Jean-Louis m’a accueillie avec beaucoup de bonté dans son « giron ». Ce lien très fort que j’ai tout de suite senti avec lui et l’intérêt qu’à ma grande surprise il me manifestait, ont aidé la jeune femme doutant d’elle-même que j’étais alors à prendre peu à peu confiance en elle, non pas artificiellement mais sur un plan profond. Je me souviens d’un jour de première année où je ne sais plus quelle circonstance lui a fait piquer une colère terrible contre nous en nous traitant de moutons ou quelque chose d’approchant, et nous exhortant à nous réveiller et à être plus vigilants, et qui avait fini par l’avertissement qu’il n’inviterait à travailler avec lui dans son cabinet que ceux qui en étaient dignes. Et alors que des tas de gens très intéressants et même fascinants s’étaient inscrits cette année-là, et malgré ma timidité et ma peur d’être prétentieuse, j’avais ressenti de façon certaine au fond de moi que je n’étais pas concernée et que j’étais une de ceux qu’il allait prendre avec lui.

Jean-Louis m’a beaucoup aidé dans des moments difficiles de ma vie, et il a été très proche de moi et de mon compagnon Jean-Loup. Nous sommes toujours restés en contact étroit.
Début 1990, il était là pour notre mariage après 15 ans de vie commune, et en 93 pour la fête de mes 40 ans, un moment de paix et de plénitude avec nos amis.
En automne 90, j’avais amené à Epernay SHANTARAM VAIDHYA, un médecin ayurvédique rencontré en Inde en février 89 lors d’un voyage d’étude, patriarche de ce qui est devenu depuis notre « famille » indienne, et alors âgé de 80 ans. SHANTARAM et Jean-Louis se sont immédiatement aimés l’un l’autre. A peine sortis du parking de la gare où Jean-Louis était venu nous chercher, ils se sont précipités tous les deux sur des marrons tombés des arbres, chacun penché sur le sol, donnant à l’autre les indications qu’il connaissait de ce fruit. Ils ont soigné ensemble toute la journée, échangeant leur façon de prendre les pouls, de comprendre un problème, de tenter de le résoudre. Nous étions tous heureux de ce moment. SHANTARAM chez qui j’étais en Inde il y a environ 8 mois, et qui a maintenant 94 ans, m’a demandé des nouvelles de Jean-Louis.
Puis c’est mon guide actuel en Yoga, Sri O.P. TIWARIJI, qu’il est venu rencontrer en 1996 en Cévennes où nous habitions alors, pour travailler avec lui une semaine.
Et enfin, il y a 5 ans, j’ai eu le bonheur de pouvoir l’emmener en Inde avec un groupe d’élèves et d’amis. C’était pour moi acte d’offrande : pouvoir lui rendre un peu de tout ce que j’avais reçu de lui. Il a revu là-bas TIWARIJI et il a eu une rencontre personnelle importante avec VIJAYANANDA à Kankhal.

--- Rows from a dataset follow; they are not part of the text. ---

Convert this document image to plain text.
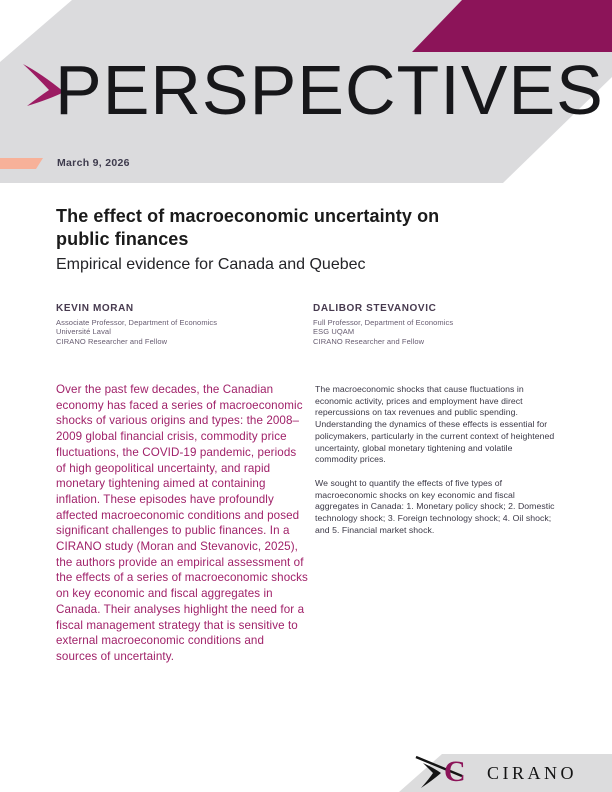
PERSPECTIVES
March 9, 2026
The effect of macroeconomic uncertainty on public finances
Empirical evidence for Canada and Quebec
KEVIN MORAN
Associate Professor, Department of Economics
Université Laval
CIRANO Researcher and Fellow
DALIBOR STEVANOVIC
Full Professor, Department of Economics
ESG UQAM
CIRANO Researcher and Fellow
Over the past few decades, the Canadian economy has faced a series of macroeconomic shocks of various origins and types: the 2008–2009 global financial crisis, commodity price fluctuations, the COVID-19 pandemic, periods of high geopolitical uncertainty, and rapid monetary tightening aimed at containing inflation. These episodes have profoundly affected macroeconomic conditions and posed significant challenges to public finances. In a CIRANO study (Moran and Stevanovic, 2025), the authors provide an empirical assessment of the effects of a series of macroeconomic shocks on key economic and fiscal aggregates in Canada. Their analyses highlight the need for a fiscal management strategy that is sensitive to external macroeconomic conditions and sources of uncertainty.

The macroeconomic shocks that cause fluctuations in economic activity, prices and employment have direct repercussions on tax revenues and public spending. Understanding the dynamics of these effects is essential for policymakers, particularly in the current context of heightened uncertainty, global monetary tightening and volatile commodity prices.

We sought to quantify the effects of five types of macroeconomic shocks on key economic and fiscal aggregates in Canada: 1. Monetary policy shock; 2. Domestic technology shock; 3. Foreign technology shock; 4. Oil shock; and 5. Financial market shock.

C CIRANO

Pour tout cela, je me sens aujourd’hui orpheline d’un de mes « pères » sur le chemin, en même temps que riche de la plénitude de ce qui a été donné et profondément satisfaite que nous ayons vécu ensemble tout ce que nous avions à vivre.

D’une certaine manière, je peux dire que je suis issue de Jean-Louis, je fais partie de lui ou il fait partie de moi, c’est pareil. Nous sommes faits de la même fibre profonde.

Et nous sommes plusieurs que je connais, et sans doute de nombreux autres qui ont précédé ou suivi mon temps et que je ne connais pas, enseignants ou thérapeutes, qui sommes ses « enfants » dans le sens de la continuation d’une transmission, chacun à notre façon, avec nos personnalités distinctes et nos chemins propres, héritiers d’une dimension de Témoignage de cette Réalité que Jean-Louis a touché et qu’il a maintenant rejointe.